Chapter Eleven

Sam Cragg dropped two hundred dollars at The Last Frontier. Molly, the redhead, playing with her own money, lost twenty-eight dollars. She didn’t like it. “I can’t afford this,” she complained. “My alimony doesn’t start for another month.”

“Red,” said Sam, “somethin’ tells me you won’t be collecting alimony very long.”

“Is that a proposal?”

Sam grinned. “Could be, Red.” He fingered her mink scarf. “What’d this set you back?”

“I don’t remember exactly. Three thousand. Or maybe it was four.”

Sam winced. “How much alimony you going to get?”

She sighed. “A measly three thousand a month.”

“Only three thousand? If it was me, I’d give you five thousand. If I had it.”

“From what I hear, your friend has it. By the way, where is he?”

Sam looked toward the door. “I dunno. He oughta been here by now. Maybe he ain’t comin’...” Then he met Jane Langford’s glance. “Or maybe he is...”

“I’m getting tired of this place,” exclaimed Halton. “Let’s go somewhere else.”

“Whatsamatter, ain’t the system working?”

“There’s too many people here. I can’t concentrate. Let’s run uptown, to one of the smaller places.”

“But I left word for Johnny to meet us here.”

“That was a half hour ago,” Chats-worth interposed. “It doesn’t look like he’s coming. If the rest are willing. I’d like to go into town.”

Molly sided with Halton and Chats-worth. “We can leave word for Johnny at the door where we’re going.”

“Yeah, but we don’t know where we’re going,” Sam protested.

“We’ll go to Elmer’s Club,” Halton exclaimed peevishly. “It’s a small place on Fremont between 3rd and 4th.

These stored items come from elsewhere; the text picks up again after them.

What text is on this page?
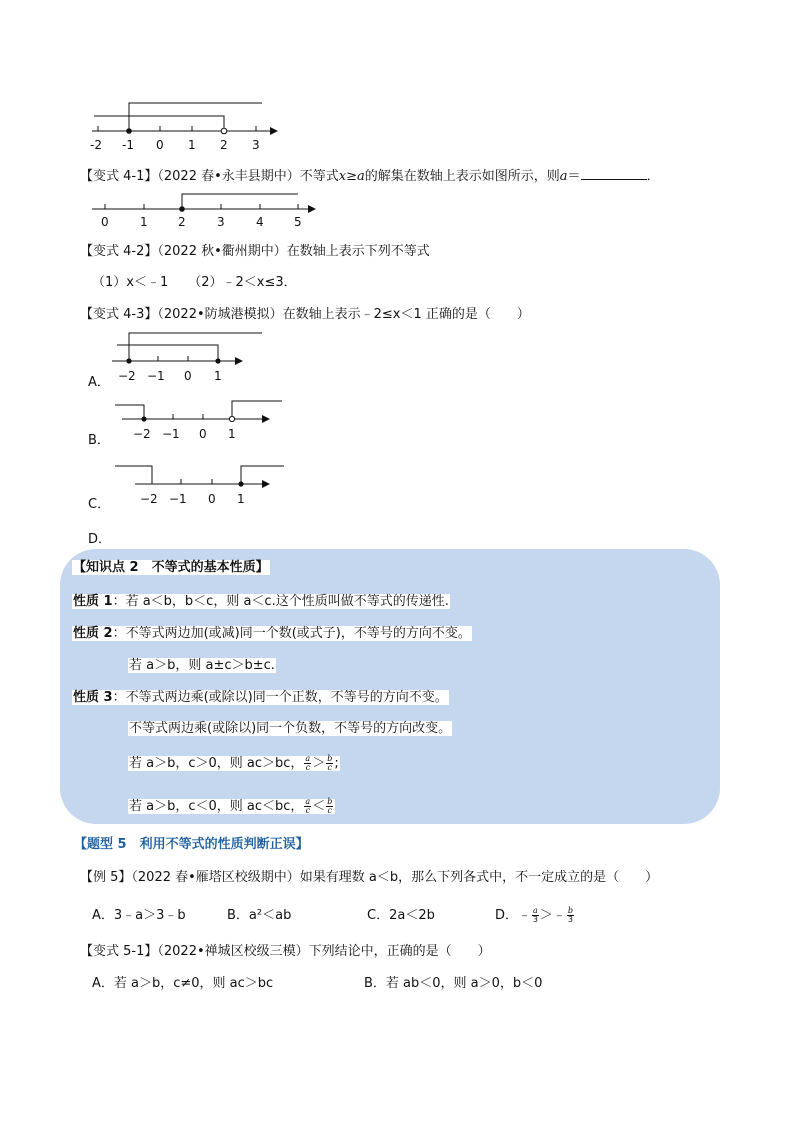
-2 -1 0 1 2 3
【变式 4-1】（2022 春•永丰县期中）不等式x≥a的解集在数轴上表示如图所示，则a＝	．
0	1	2	3	4	5
【变式 4-2】（2022 秋•衢州期中）在数轴上表示下列不等式
（1）x＜﹣1 （2）﹣2＜x≤3．
【变式 4-3】（2022•防城港模拟）在数轴上表示﹣2≤x＜1 正确的是（　　）
A． −2 −1 0 1
B． −2 −1 0 1
C． −2 −1 0 1
D．
【知识点 2　不等式的基本性质】
性质 1：若 a＜b，b＜c，则 a＜c.这个性质叫做不等式的传递性.
性质 2：不等式两边加(或减)同一个数(或式子)，不等号的方向不变。
若 a＞b，则 a±c＞b±c.
性质 3：不等式两边乘(或除以)同一个正数，不等号的方向不变。
不等式两边乘(或除以)同一个负数，不等号的方向改变。
若 a＞b，c＞0，则 ac＞bc， $\frac{a}{c} > \frac{b}{c}$ ;
若 a＞b，c＜0，则 ac＜bc， $\frac{a}{c} < \frac{b}{c}$
【题型 5　利用不等式的性质判断正误】
【例 5】（2022 春•雁塔区校级期中）如果有理数 a＜b，那么下列各式中，不一定成立的是（　　）
A．3﹣a＞3﹣b	B．a²＜ab	C．2a＜2b	D．﹣ $\frac{a}{3}$ ＞﹣ $\frac{b}{3}$
【变式 5-1】（2022•禅城区校级三模）下列结论中，正确的是（　　）
A．若 a＞b，c≠0，则 ac＞bc	B．若 ab＜0，则 a＞0，b＜0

I was there last night and it was fairly quiet.”

Since Halton’s car had brought them to The Last Frontier, Sam saw that he would be stranded in the event Johnny failed to show up, so he reluctantly agreed to go along.

Elmer’s Club opened on Fremont Street and was a narrow room containing a single crap table and a half dozen tables for blackjack and poker. And the inevitable battery of slot machines.

Halton promptly brought out his system and began playing it. He lost eight bets in a row. Sam, meanwhile, won seven bets. So did Molly, playing with Sam. Jane Langford toyed with silver dollars, as did Chatsworth.

But suddenly Jane threw a fifty-dollar bill on the table. She won and let it ride. The dice came to her.

“Shoot the hundred,” she said.

“A hundred she’s wrong,” said Jim Langford, stepping into an open spot on the other side of the table.

Jane rolled out an eleven. “I’ll let it ride.”

“Two hundred the little lady’s wrong,” said Jim Langford. “I never knew her to be right yet.”

Sam Cragg shot a quick glance across the table. “What was that crack, buddy?”

“I’m betting the lady’s wrong,” retorted Langford. “Any law against that?”

“No, but you made a crack.”

“All right, if you want to make something of it, I said she’s never been right about anything.”

Jane put the dice down on the table and reached for her checks. “I’d like to go back to the hotel.”

“Is your friend Fletcher waiting for you?” Langford asked nastily.

Sam exclaimed, “What do you know about Johnny?”

Jane gripped Sam’s arm. “Please, Sam, let’s not have a scene.”

She had caught the signal of the croupier.

“Who’s making a scene?” Sam cried. Then he did a delayed ‘take’. “Hey, is this punk the guy who socked Johnny...? Your husband...?”

Two policemen came up behind Sam. One of them tapped his shoulder. “All right, mister,” he said, “you’re creating a disturbance...”

“Me?” boomed Sam. “It’s that punk there who’s looking for a fight. And I’m just the guy who can give it to him...”

The policemen grabbed Sam. That was the worst mistake they had ever made. Sam threw both arms out violently and hurled the policemen away. Then he was going around the table, knocking people right and left.

To Langford’s credit, he came to meet Sam, even after he had seen him dispose of the policemen. He was four inches taller than Sam and not much lighter in weight. And fighting was his racket.

He sent a sizzling right at Sam, as the latter rounded the end of the table. The blow caught Sam in the midriff and didn’t even produce a grunt. Then Sam clubbed Langford with his right fist. Langford turned a complete somersault and came up to his knees, ten feet away.

Sam was there to meet him. He reached down, grabbed Langford in both hands and raising him over his head, threw him...

Langford landed squarely in the center of the crap table, with such force that the table collapsed and showered silver dollars and checks all over Elmer’s Club.

That was all there was to the fight. Langford was in the land of slumber, and Sam... well, the two policemen produced their guns.

That was how Sam got to see the inside of the Blue Room.